Mortals can be so annoying. This I know as well as anyone. – I've called you fifty times, but you ignore me!
I smiled mockingly.
Kurt. That mortal thought he was my boyfriend after just one night with me. I'd been bored that Friday, so I'd decided to have some fun, that's all. He was good in bed, and the coldness of my body even appealed to him. On Sunday I invited him over to my place and that visit too ended up being a hot night. Monday morning, I shoved him out the door and threw his clothes out the window. But, what a misfortune, he seems to have fallen head over heels in love with me! And I, such a fool, gave him my number… How ridiculous!
And why do all these mortals, whom I use only for my physical needs and entertainment, all fall in love with me and call me like crazy? Stalking me at the penthouse where my flat is, stalking me at work. Over the past four years, I've become a well-known photographer in Canada and the US, and these types make me uncomfortable and have difficult conversations with clients. "Who's the guy hanging around here? Did he come to you? You know the rules – no privacy during shooting, etc." And you can't explain to people that all these idiots are there to have a relationship with me! Yeah, what's the big deal, what relationship? Idiots, I'm just playing with them, and when I've played with them, I get rid of the old toys. Should I kill them? No, I don't want to waste my precious time on that.

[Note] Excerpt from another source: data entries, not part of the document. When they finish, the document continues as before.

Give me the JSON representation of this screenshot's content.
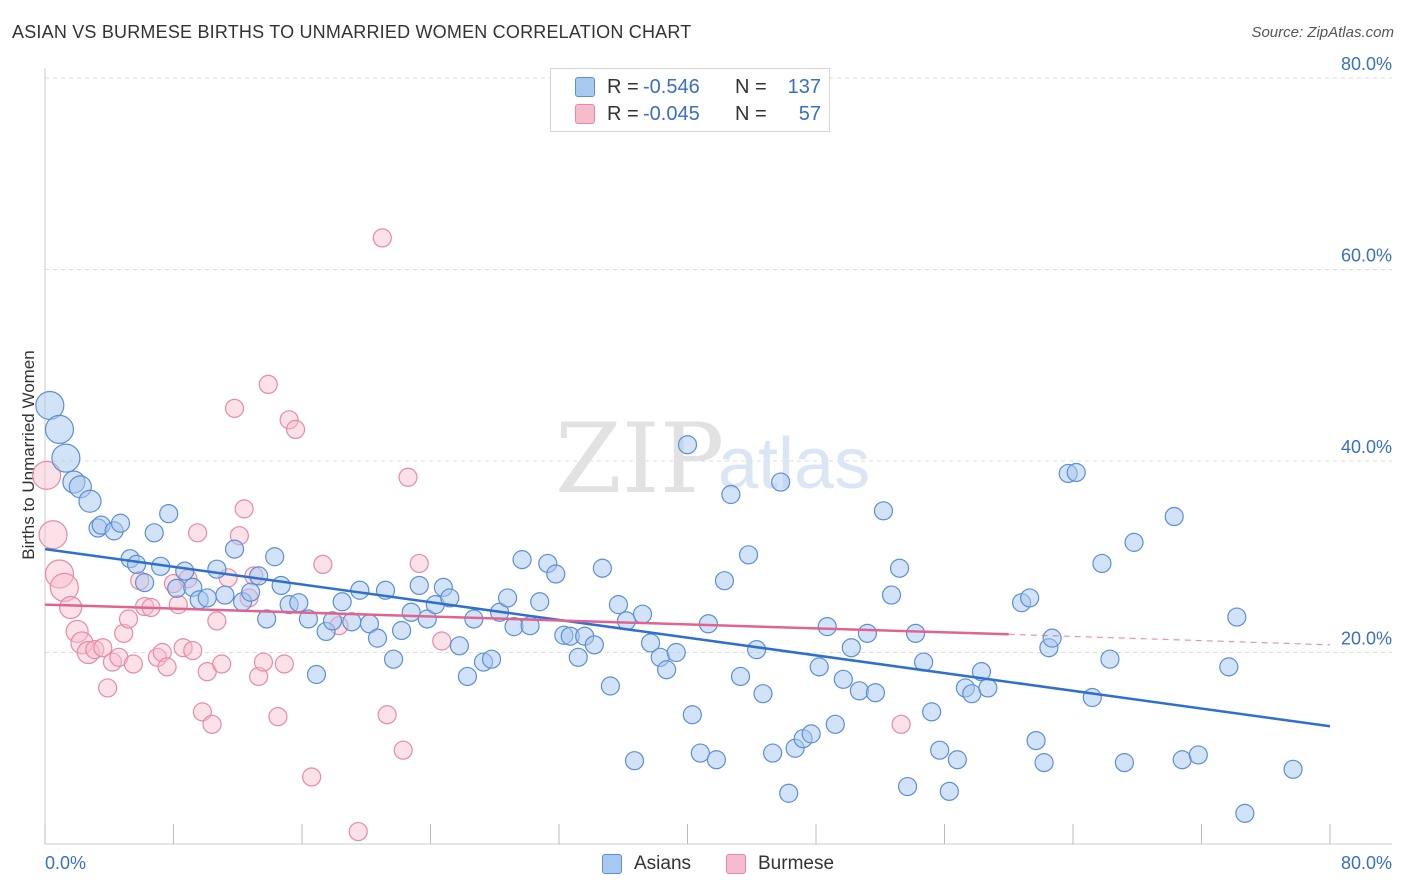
{
  "title": "ASIAN VS BURMESE BIRTHS TO UNMARRIED WOMEN CORRELATION CHART",
  "source": "Source: ZipAtlas.com",
  "watermark": {
    "zip": "ZIP",
    "atlas": "atlas"
  },
  "legend": {
    "series1": {
      "r_label": "R =",
      "r_value": "-0.546",
      "n_label": "N =",
      "n_value": "137"
    },
    "series2": {
      "r_label": "R =",
      "r_value": "-0.045",
      "n_label": "N =",
      "n_value": "57"
    }
  },
  "bottom_legend": {
    "series1": "Asians",
    "series2": "Burmese"
  },
  "colors": {
    "asian_fill": "#a8c8f0",
    "asian_stroke": "#5b8fd6",
    "asian_line": "#2e6fd0",
    "burmese_fill": "#f6bccb",
    "burmese_stroke": "#e88aa6",
    "burmese_line": "#e0648f",
    "tick_text": "#3a6fc4",
    "grid": "#dddddd"
  },
  "chart_data": {
    "type": "scatter",
    "title": "ASIAN VS BURMESE BIRTHS TO UNMARRIED WOMEN CORRELATION CHART",
    "xlabel": "",
    "ylabel": "Births to Unmarried Women",
    "xlim": [
      0,
      80
    ],
    "ylim": [
      0,
      80
    ],
    "x_tick_labels": [
      "0.0%",
      "80.0%"
    ],
    "y_tick_labels": [
      "20.0%",
      "40.0%",
      "60.0%",
      "80.0%"
    ],
    "y_ticks": [
      20,
      40,
      60,
      80
    ],
    "grid": true,
    "series": [
      {
        "name": "Asians",
        "r": -0.546,
        "n": 137,
        "trend": {
          "x": [
            0,
            80
          ],
          "y": [
            30.8,
            12.3
          ]
        },
        "points": [
          [
            0.3,
            45.8
          ],
          [
            0.9,
            43.3
          ],
          [
            1.3,
            40.3
          ],
          [
            1.8,
            37.8
          ],
          [
            2.2,
            37.3
          ],
          [
            2.8,
            35.8
          ],
          [
            3.3,
            33.0
          ],
          [
            3.5,
            33.3
          ],
          [
            4.3,
            32.7
          ],
          [
            4.7,
            33.5
          ],
          [
            5.3,
            29.8
          ],
          [
            5.7,
            29.2
          ],
          [
            6.2,
            27.3
          ],
          [
            6.8,
            32.5
          ],
          [
            7.2,
            29.0
          ],
          [
            7.7,
            34.5
          ],
          [
            8.2,
            26.7
          ],
          [
            8.7,
            28.5
          ],
          [
            9.2,
            26.8
          ],
          [
            9.6,
            25.5
          ],
          [
            10.1,
            25.7
          ],
          [
            10.7,
            28.7
          ],
          [
            11.2,
            26.0
          ],
          [
            11.8,
            30.8
          ],
          [
            12.3,
            25.3
          ],
          [
            12.8,
            26.3
          ],
          [
            13.3,
            28.0
          ],
          [
            13.8,
            23.5
          ],
          [
            14.3,
            30.0
          ],
          [
            14.7,
            27.0
          ],
          [
            15.2,
            25.0
          ],
          [
            15.8,
            25.2
          ],
          [
            16.4,
            23.5
          ],
          [
            16.9,
            17.7
          ],
          [
            17.5,
            22.2
          ],
          [
            17.9,
            23.3
          ],
          [
            18.5,
            25.3
          ],
          [
            19.1,
            23.2
          ],
          [
            19.6,
            26.5
          ],
          [
            20.2,
            23.0
          ],
          [
            20.7,
            21.5
          ],
          [
            21.2,
            26.5
          ],
          [
            21.7,
            19.3
          ],
          [
            22.2,
            22.3
          ],
          [
            22.8,
            24.2
          ],
          [
            23.3,
            27.0
          ],
          [
            23.8,
            23.5
          ],
          [
            24.3,
            25.0
          ],
          [
            24.8,
            26.8
          ],
          [
            25.2,
            25.7
          ],
          [
            25.8,
            20.7
          ],
          [
            26.3,
            17.5
          ],
          [
            26.7,
            23.5
          ],
          [
            27.3,
            19.0
          ],
          [
            27.8,
            19.3
          ],
          [
            28.3,
            24.2
          ],
          [
            28.8,
            25.7
          ],
          [
            29.2,
            22.7
          ],
          [
            29.7,
            29.7
          ],
          [
            30.2,
            22.8
          ],
          [
            30.8,
            25.3
          ],
          [
            31.3,
            29.3
          ],
          [
            31.8,
            28.2
          ],
          [
            32.3,
            21.8
          ],
          [
            32.7,
            21.7
          ],
          [
            33.2,
            19.5
          ],
          [
            33.6,
            21.7
          ],
          [
            34.2,
            20.8
          ],
          [
            34.7,
            28.8
          ],
          [
            35.2,
            16.5
          ],
          [
            35.7,
            25.0
          ],
          [
            36.2,
            23.3
          ],
          [
            36.7,
            8.7
          ],
          [
            37.2,
            24.0
          ],
          [
            37.7,
            21.0
          ],
          [
            38.3,
            19.5
          ],
          [
            38.7,
            18.2
          ],
          [
            39.3,
            20.0
          ],
          [
            40.0,
            41.7
          ],
          [
            40.3,
            13.5
          ],
          [
            40.8,
            9.5
          ],
          [
            41.3,
            23.0
          ],
          [
            41.8,
            8.8
          ],
          [
            42.3,
            27.5
          ],
          [
            42.7,
            36.5
          ],
          [
            43.3,
            17.5
          ],
          [
            43.8,
            30.2
          ],
          [
            44.3,
            20.3
          ],
          [
            44.7,
            15.7
          ],
          [
            45.3,
            9.5
          ],
          [
            45.8,
            37.8
          ],
          [
            46.3,
            5.3
          ],
          [
            46.7,
            10.0
          ],
          [
            47.2,
            11.0
          ],
          [
            47.7,
            11.5
          ],
          [
            48.2,
            18.5
          ],
          [
            48.7,
            22.7
          ],
          [
            49.2,
            12.5
          ],
          [
            49.7,
            17.2
          ],
          [
            50.2,
            20.5
          ],
          [
            50.7,
            16.0
          ],
          [
            51.2,
            22.0
          ],
          [
            51.7,
            15.8
          ],
          [
            52.2,
            34.8
          ],
          [
            52.7,
            26.0
          ],
          [
            53.2,
            28.8
          ],
          [
            53.7,
            6.0
          ],
          [
            54.2,
            22.0
          ],
          [
            54.7,
            19.0
          ],
          [
            55.2,
            13.8
          ],
          [
            55.7,
            9.8
          ],
          [
            56.3,
            5.5
          ],
          [
            56.8,
            8.8
          ],
          [
            57.3,
            16.3
          ],
          [
            57.7,
            15.7
          ],
          [
            58.3,
            18.0
          ],
          [
            58.7,
            16.3
          ],
          [
            60.8,
            25.2
          ],
          [
            61.3,
            25.7
          ],
          [
            61.7,
            10.8
          ],
          [
            62.2,
            8.5
          ],
          [
            62.5,
            20.5
          ],
          [
            62.7,
            21.5
          ],
          [
            63.7,
            38.7
          ],
          [
            64.2,
            38.8
          ],
          [
            65.2,
            15.3
          ],
          [
            65.8,
            29.3
          ],
          [
            66.3,
            19.3
          ],
          [
            67.2,
            8.5
          ],
          [
            67.8,
            31.5
          ],
          [
            70.3,
            34.2
          ],
          [
            70.8,
            8.8
          ],
          [
            71.8,
            9.3
          ],
          [
            73.7,
            18.5
          ],
          [
            74.2,
            23.7
          ],
          [
            74.7,
            3.2
          ],
          [
            77.7,
            7.8
          ]
        ]
      },
      {
        "name": "Burmese",
        "r": -0.045,
        "n": 57,
        "trend": {
          "x": [
            0,
            60
          ],
          "y": [
            25.0,
            21.9
          ]
        },
        "trend_dashed": {
          "x": [
            60,
            80
          ],
          "y": [
            21.9,
            20.8
          ]
        },
        "points": [
          [
            0.1,
            38.5
          ],
          [
            0.5,
            32.3
          ],
          [
            0.9,
            28.2
          ],
          [
            1.2,
            26.8
          ],
          [
            1.6,
            24.7
          ],
          [
            2.0,
            22.2
          ],
          [
            2.3,
            21.0
          ],
          [
            2.7,
            20.0
          ],
          [
            3.1,
            20.3
          ],
          [
            3.6,
            20.5
          ],
          [
            3.9,
            16.3
          ],
          [
            4.2,
            19.0
          ],
          [
            4.6,
            19.5
          ],
          [
            4.9,
            22.0
          ],
          [
            5.2,
            23.5
          ],
          [
            5.5,
            18.8
          ],
          [
            5.9,
            27.5
          ],
          [
            6.2,
            24.8
          ],
          [
            6.6,
            24.7
          ],
          [
            7.0,
            19.5
          ],
          [
            7.3,
            20.0
          ],
          [
            7.6,
            18.5
          ],
          [
            8.0,
            27.2
          ],
          [
            8.3,
            25.0
          ],
          [
            8.6,
            20.5
          ],
          [
            8.9,
            27.7
          ],
          [
            9.2,
            20.2
          ],
          [
            9.5,
            32.5
          ],
          [
            9.8,
            13.8
          ],
          [
            10.1,
            18.0
          ],
          [
            10.4,
            12.5
          ],
          [
            10.7,
            23.3
          ],
          [
            11.0,
            18.8
          ],
          [
            11.4,
            27.8
          ],
          [
            11.8,
            45.5
          ],
          [
            12.1,
            32.2
          ],
          [
            12.4,
            35.0
          ],
          [
            12.7,
            25.7
          ],
          [
            13.0,
            28.0
          ],
          [
            13.3,
            17.5
          ],
          [
            13.6,
            19.0
          ],
          [
            13.9,
            48.0
          ],
          [
            14.5,
            13.3
          ],
          [
            14.9,
            18.8
          ],
          [
            15.2,
            44.3
          ],
          [
            15.6,
            43.3
          ],
          [
            16.6,
            7.0
          ],
          [
            17.3,
            29.2
          ],
          [
            18.3,
            22.8
          ],
          [
            19.5,
            1.3
          ],
          [
            21.0,
            63.3
          ],
          [
            21.3,
            13.5
          ],
          [
            22.3,
            9.8
          ],
          [
            22.6,
            38.3
          ],
          [
            23.3,
            29.3
          ],
          [
            24.7,
            21.2
          ],
          [
            53.3,
            12.5
          ]
        ]
      }
    ]
  }
}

They all admire me and call me a beautiful, unearthly, sexy devil they're willing to go to Hell for. My cool white skin attracts them like a magnet, they are ready to kiss my feet, to be my slaves. But the thing is, I don't care about them. Their admiration and love for me makes me laugh. Mortals demand my love! Demand that I become "constant" and not act "like an expensive whore". Ha! They dare to hope for my reciprocity. I never promise reciprocity, but I give honest and frank warning that I am looking for a one-night stand. I don't give an ounce of hope.
This Kurt, a twenty-five year old boy I met in a nightclub, thought I should be with him now. He waited for me right outside the entrance to the penthouse and blocked my way to the door with his stupid arrogance. Naive. But I was willing to play with him a little.

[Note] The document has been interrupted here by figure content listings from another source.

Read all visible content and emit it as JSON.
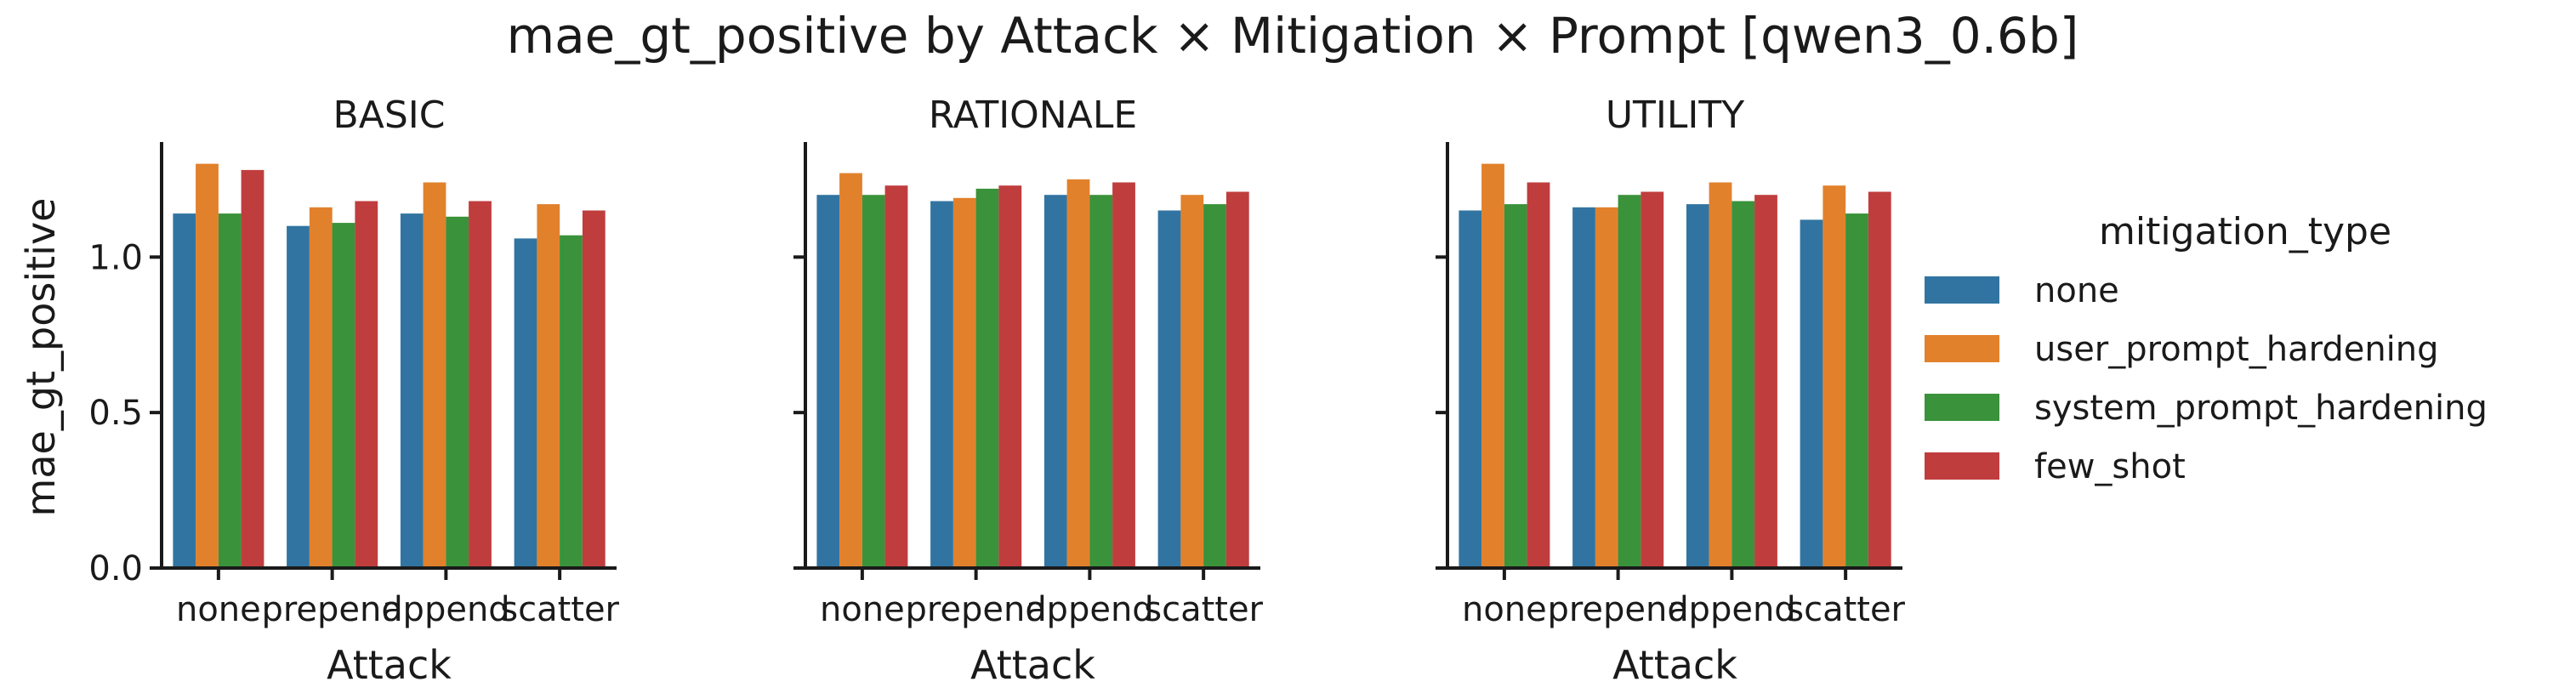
{
  "chart_data": {
    "type": "bar",
    "title": "mae_gt_positive by Attack × Mitigation × Prompt [qwen3_0.6b]",
    "xlabel": "Attack",
    "ylabel": "mae_gt_positive",
    "ylim": [
      0,
      1.37
    ],
    "yticks": [
      "0.0",
      "0.5",
      "1.0"
    ],
    "categories": [
      "none",
      "prepend",
      "append",
      "scatter"
    ],
    "legend": {
      "title": "mitigation_type",
      "placement": "right",
      "entries": [
        "none",
        "user_prompt_hardening",
        "system_prompt_hardening",
        "few_shot"
      ]
    },
    "colors": [
      "#3274a1",
      "#e1812c",
      "#3a923a",
      "#c03d3e"
    ],
    "panels": [
      {
        "title": "BASIC",
        "series": [
          {
            "name": "none",
            "values": [
              1.14,
              1.1,
              1.14,
              1.06
            ]
          },
          {
            "name": "user_prompt_hardening",
            "values": [
              1.3,
              1.16,
              1.24,
              1.17
            ]
          },
          {
            "name": "system_prompt_hardening",
            "values": [
              1.14,
              1.11,
              1.13,
              1.07
            ]
          },
          {
            "name": "few_shot",
            "values": [
              1.28,
              1.18,
              1.18,
              1.15
            ]
          }
        ]
      },
      {
        "title": "RATIONALE",
        "series": [
          {
            "name": "none",
            "values": [
              1.2,
              1.18,
              1.2,
              1.15
            ]
          },
          {
            "name": "user_prompt_hardening",
            "values": [
              1.27,
              1.19,
              1.25,
              1.2
            ]
          },
          {
            "name": "system_prompt_hardening",
            "values": [
              1.2,
              1.22,
              1.2,
              1.17
            ]
          },
          {
            "name": "few_shot",
            "values": [
              1.23,
              1.23,
              1.24,
              1.21
            ]
          }
        ]
      },
      {
        "title": "UTILITY",
        "series": [
          {
            "name": "none",
            "values": [
              1.15,
              1.16,
              1.17,
              1.12
            ]
          },
          {
            "name": "user_prompt_hardening",
            "values": [
              1.3,
              1.16,
              1.24,
              1.23
            ]
          },
          {
            "name": "system_prompt_hardening",
            "values": [
              1.17,
              1.2,
              1.18,
              1.14
            ]
          },
          {
            "name": "few_shot",
            "values": [
              1.24,
              1.21,
              1.2,
              1.21
            ]
          }
        ]
      }
    ]
  }
}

– Look, boy, forget my number and find yourself a nice, model girl. I suggest you look in the library-there are plenty of them," I replied to his passionate accusation with a laugh.
– You can't just forget me! – Kurt hooked his fingers into my forearm. – I can't think of anyone, anything, but you!
– How romantic! But boy, you're so stupid," I said in an affectionate tone, still letting him touch me.
– Stop calling me boy!
Passersby stared at this scene of jealousy with rapt attention and smiled.
Kurt was furious. I was enjoying this little game, but I was still a little tired of his voice and mannerisms.
– If I ever see you here again, boy, you're in trouble, okay? – I said insistently, wanting to get rid of him at last. – I'll call the police and I'll get the court to ban you from coming within a mile of me.
By the way, there's already a loser like that. Woody. DJ at Toronto's biggest nightclub. He stalked me for two months, but I successfully and easily won my case in court, and the lovesick idiot had to leave town. And with a tarnished reputation.
– Don't act like a whore!" Kurt suddenly shouted loudly.
That phrase made me laugh out loud. There it was! Once again!
– Miss Mroczek? – Fred came out of the massive wooden door to the penthouse.
Fred is my eternal saviour. The doorman. A six-foot-two big man who's used to chasing away pesky admirers. He's used to these scenes and to the fact that I, quite often, turn up at home with another man who disappears the very next morning. I suspect he's in love with me.